The Lausanne-based company is the first to have obtained authorisation from the prefecture to bottle Paris water from underground sources.

It has invested one million euros in its Paris headquarters, which can produce up to six million bottles a year, and counts several players in the hotel sector among its first clients, including the Paris giant Accor. “We pay for our cubic metre of water like everyone else and there is no additional tax for bottling this water,” explains Jonathan McNicol.

Bottle reusable more than 200 times.

The final product, a refined bottle with no label and only the brand’s letters engraved on it, “is not necessarily cheaper than mineral water: the basic costs are there, the labour, the investments… we manage to be more or less equivalent or even a little cheaper” than the waters of the large mineral groups that dominate the market, says Jonathan McNicol.

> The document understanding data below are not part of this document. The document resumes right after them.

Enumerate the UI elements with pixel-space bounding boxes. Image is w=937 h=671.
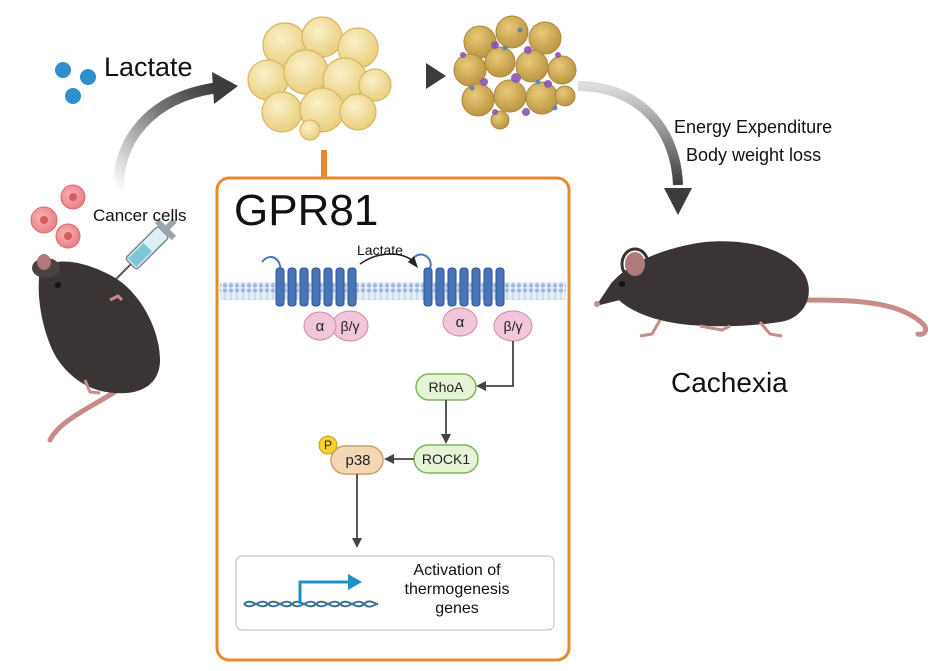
arrow-to-fat bbox=[112, 72, 238, 191]
cachexia-label: Cachexia bbox=[671, 367, 788, 398]
g-protein-active bbox=[442, 307, 533, 342]
lactate-dot bbox=[55, 62, 71, 78]
gpr81-receptor-inactive bbox=[261, 256, 357, 307]
lactate-molecules bbox=[55, 62, 96, 104]
mouse-right bbox=[594, 241, 929, 338]
mouse-left bbox=[32, 254, 160, 443]
panel-title: GPR81 bbox=[234, 186, 379, 235]
transcription-arrow-icon bbox=[298, 574, 362, 604]
activation-line-1: Activation of bbox=[413, 562, 501, 579]
phospho-label: P bbox=[323, 438, 332, 452]
activation-line-2: thermogenesis bbox=[404, 581, 510, 598]
dna-icon bbox=[243, 600, 379, 608]
g-protein-inactive bbox=[303, 310, 369, 342]
activation-text: Activation of thermogenesis genes bbox=[389, 561, 525, 618]
white-fat-cluster bbox=[247, 16, 392, 141]
beta-gamma-label-2: β/γ bbox=[503, 318, 523, 334]
alpha-label-2: α bbox=[455, 313, 465, 331]
browning-fat-cluster bbox=[453, 15, 577, 130]
rock1-label: ROCK1 bbox=[421, 451, 471, 467]
arrow-bg-to-rhoa bbox=[484, 341, 514, 387]
lactate-binding-arrow bbox=[359, 253, 418, 268]
cancer-cells-label: Cancer cells bbox=[93, 206, 187, 225]
alpha-label-1: α bbox=[315, 317, 325, 335]
arrow-to-cachexia bbox=[577, 81, 692, 215]
phospho-marker bbox=[318, 435, 338, 455]
lactate-binding-label: Lactate bbox=[357, 242, 403, 258]
cell-membrane bbox=[220, 282, 566, 300]
syringe-icon bbox=[113, 218, 177, 282]
lactate-label: Lactate bbox=[104, 52, 193, 82]
cancer-cells bbox=[30, 184, 86, 249]
p38-label: p38 bbox=[345, 451, 371, 469]
arrow-browning bbox=[395, 63, 446, 89]
gpr81-receptor-active bbox=[411, 253, 505, 307]
beta-gamma-label-1: β/γ bbox=[340, 318, 360, 334]
lactate-dot bbox=[65, 88, 81, 104]
energy-expenditure-label: Energy Expenditure bbox=[674, 117, 833, 137]
activation-box bbox=[235, 555, 555, 631]
lactate-dot bbox=[80, 69, 96, 85]
activation-line-3: genes bbox=[435, 600, 479, 617]
body-weight-loss-label: Body weight loss bbox=[686, 145, 822, 165]
rhoa-label: RhoA bbox=[428, 379, 464, 395]
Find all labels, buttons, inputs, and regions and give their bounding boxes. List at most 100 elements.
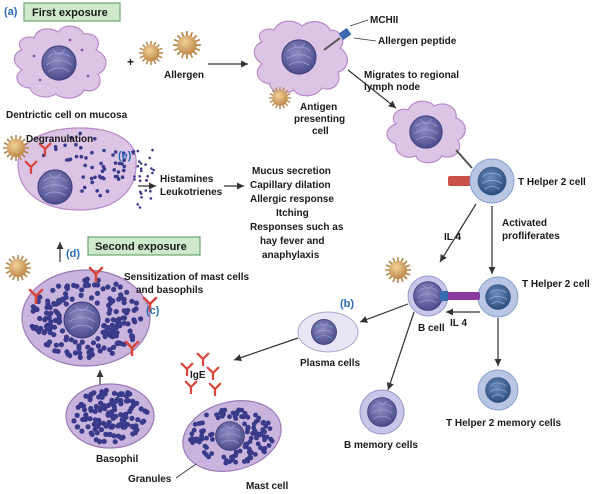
sensitized-mast-cell xyxy=(21,269,151,367)
granule-dot xyxy=(83,163,87,168)
sensitization-label-2: and basophils xyxy=(136,285,204,296)
granule-dot xyxy=(50,287,56,293)
granule-dot xyxy=(93,437,99,443)
granule-dot xyxy=(254,435,259,441)
released-granule-dot xyxy=(133,175,136,178)
granule-dot xyxy=(54,147,58,152)
granule-dot xyxy=(88,405,94,412)
effect-2: Capillary dilation xyxy=(250,180,331,191)
granule-dot xyxy=(77,350,83,356)
granule-dot xyxy=(255,441,261,447)
granule-dot xyxy=(37,294,43,300)
sensitization-label-1: Sensitization of mast cells xyxy=(124,272,249,283)
granule-dot xyxy=(209,451,215,456)
granule-dot xyxy=(233,411,239,417)
panel-letter-b: (b) xyxy=(340,298,354,310)
granule-dot xyxy=(48,310,54,316)
granule-dot xyxy=(92,426,98,432)
granule-dot xyxy=(138,316,144,322)
granule-dot xyxy=(108,300,114,306)
granule-dot xyxy=(67,158,71,162)
released-granule-dot xyxy=(148,156,151,160)
granule-dot xyxy=(105,412,111,418)
released-granule-dot xyxy=(139,167,143,170)
ige-antibody-icon-1 xyxy=(196,352,210,366)
granule-dot xyxy=(120,175,125,179)
granule-dot xyxy=(129,415,135,421)
granule-dot xyxy=(120,162,124,166)
granule-dot xyxy=(102,176,106,181)
granule-dot xyxy=(76,345,82,352)
granule-dot xyxy=(115,423,121,429)
granule-dot xyxy=(92,282,98,288)
granule-dot xyxy=(107,296,113,302)
granule-dot xyxy=(242,459,247,464)
granule-dot xyxy=(79,154,84,159)
panel-letter-e: (e) xyxy=(118,150,132,162)
granule-dot xyxy=(90,180,95,185)
granule-dot xyxy=(52,348,58,354)
granule-dot xyxy=(141,418,147,424)
granule-dot xyxy=(101,322,107,329)
granule-dot xyxy=(221,454,227,460)
granule-dot xyxy=(197,439,202,445)
th2-mid-label: T Helper 2 cell xyxy=(522,279,590,290)
granule-dot xyxy=(113,281,119,287)
granule-dot xyxy=(102,167,107,171)
granule-dot xyxy=(113,161,118,165)
ige-antibody-icon-5 xyxy=(208,382,222,396)
granule-dot xyxy=(56,313,62,319)
granule-dot xyxy=(262,446,268,451)
th2-memory-label: T Helper 2 memory cells xyxy=(446,418,561,429)
released-granule-dot xyxy=(146,174,149,178)
migrates-line-2: lymph node xyxy=(364,82,421,93)
effects-list: Mucus secretion Capillary dilation Aller… xyxy=(250,166,344,261)
allergen-second-icon xyxy=(4,254,32,282)
granule-dot xyxy=(132,319,138,325)
released-granule-dot xyxy=(139,192,143,195)
granule-dot xyxy=(77,354,83,360)
granule-dot xyxy=(84,156,88,160)
released-granule-dot xyxy=(151,171,154,175)
granule-dot xyxy=(33,324,39,330)
apc-label-1: Antigen xyxy=(300,102,337,113)
granule-dot xyxy=(123,411,129,417)
granule-dot xyxy=(60,296,66,302)
dendritic-cell xyxy=(13,25,107,99)
granule-dot xyxy=(68,337,74,343)
ige-antibody-icon-4 xyxy=(184,380,198,394)
granule-dot xyxy=(93,137,97,141)
granule-dot xyxy=(116,170,121,174)
granule-dot xyxy=(63,143,67,148)
granule-dot xyxy=(69,135,73,140)
granule-dot xyxy=(108,409,115,415)
granule-dot xyxy=(110,423,116,429)
granule-dot xyxy=(122,158,126,162)
allergen-icon xyxy=(138,40,164,66)
granule-dot xyxy=(133,300,139,306)
granule-dot xyxy=(88,430,94,436)
granule-dot xyxy=(117,284,123,290)
granule-dot xyxy=(129,298,135,304)
granule-dot xyxy=(74,142,78,147)
released-granule-dot xyxy=(149,189,152,193)
granule-dot xyxy=(105,284,111,290)
granule-dot xyxy=(120,315,126,321)
granule-dot xyxy=(233,453,239,458)
granule-dot xyxy=(113,309,119,315)
granule-dot xyxy=(99,161,103,166)
granule-dot xyxy=(93,175,97,180)
arrow-to-plasma xyxy=(359,303,409,323)
granule-dot xyxy=(97,405,103,411)
th2-cell-mid xyxy=(477,276,519,318)
granule-dot xyxy=(74,424,80,430)
granule-dot xyxy=(56,319,62,325)
granule-dot xyxy=(121,320,127,326)
granule-dot xyxy=(93,404,99,410)
granule-dot xyxy=(267,426,273,431)
released-granule-dot xyxy=(138,206,142,209)
basophil-label: Basophil xyxy=(96,454,138,465)
granule-dot xyxy=(101,438,107,444)
granule-dot xyxy=(253,412,258,418)
granule-dot xyxy=(102,333,108,340)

Beyond the “virtuous” aspect of the returnable glass bottle “reusable more than 200 times”, the group also stresses the importance of establishing its small bottling plants in the city centre (as it has already done in Lausanne and will soon do elsewhere) or even within an establishment (this is the case in Dubai within a “resort” of three hotels) in order to limit transport for delivery as much as possible.

In the mineral water industry, “the classic model is a large factory close to the water source, but then there is transport, and we know that this is a very important element in the carbon footprint. We can innovate in the water sector by breaking the carbon footprint while respecting the environment,” believes Mike Hecker, one of the co-founders of Nespresso (successful coffee capsules) and Eden Springs (water from springs).

At the Bristol, a luxury Parisian hotel, Mike Hecker says that bottles of his brand are present in the rooms and conference rooms as well as on the tables of the two starred restaurants.

Brune Poirson, Accor Group’s sustainable development director, said in March that the CAC 40 giant’s choice to offer the Swiss brand’s reusable glass bottles had “accelerated the elimination of plastic water bottles” and was also a response to the fact that “customers are looking for high-end hospitality products.”